今作はザ・ルーツにとっての初のコンセプト・アルバムであり、限界に挑むことで悪名高いこの一団のクリエイティビティを再確認させられる。『アンダン』は、実際に存在したレッドフォード・スティーブンス(1974‐1999)という若くして亡くなった男性の短い生涯を遡る手法で作られており、幕開けでリスナーは死んで自分が置かれている状況が分からなず途方にくれ、自分の人生に意味を見出そうとしているレッドフォードと出くわすことになる。人生の中の重要な地点を振り返りながら彼は自らがどのようにして崩壊へと向かっていったかを紐解いていくのだ。

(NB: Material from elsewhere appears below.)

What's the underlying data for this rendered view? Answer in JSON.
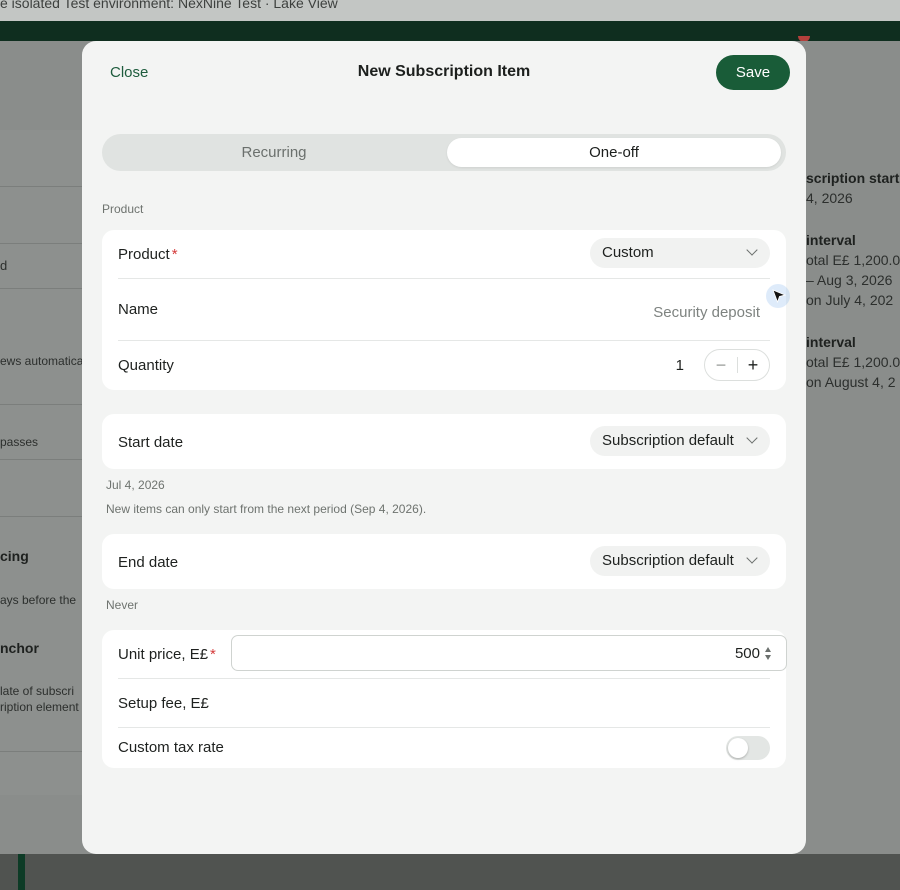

「僕たちのキャリアがここまで来た中で統一的テーマと実験的な品質を持たせたいんだ」と答えるのはクエストラヴ。「僕たちはアルバムを意図的に短くしてきたんだけれど、それは継続的な作品としてみて貰えるようにしたかったからなんだ。音楽はバンド向けのもので、ムーディーで映画音楽っぽいものとなっている。僕はDJとしてプレイリストの王様って言っても過言ではないのだけど、だからこそ僕たちのアルバムはプレイリストだとかミックス・テープみたいな感じにはしたくないんだ。アルバム・フォーマットの枠組みの中で可能な物語を作ることで、その物語が人にとって特別な意味を持ち何らかの役に立てば、と思っている。『アンダン』は、犯罪に走ってしまったものの、生粋のワルではない男の子の話だ。彼は『ジュース』の中でトゥーパックが演じるビショップという役柄のようにヌーボー・エキゾチックな原始的な目が出っ張ったガンマンではなくって… 彼は実は思いやり深くて犠牲者でも英雄でもない男なんだ。その段階で自分にとって最も意味ある形で世界に自分なりの秩序を持たせようとしてる若僧にしか過ぎない。でも結局それって皆がやっていることじゃないか、っていうことなんだ。」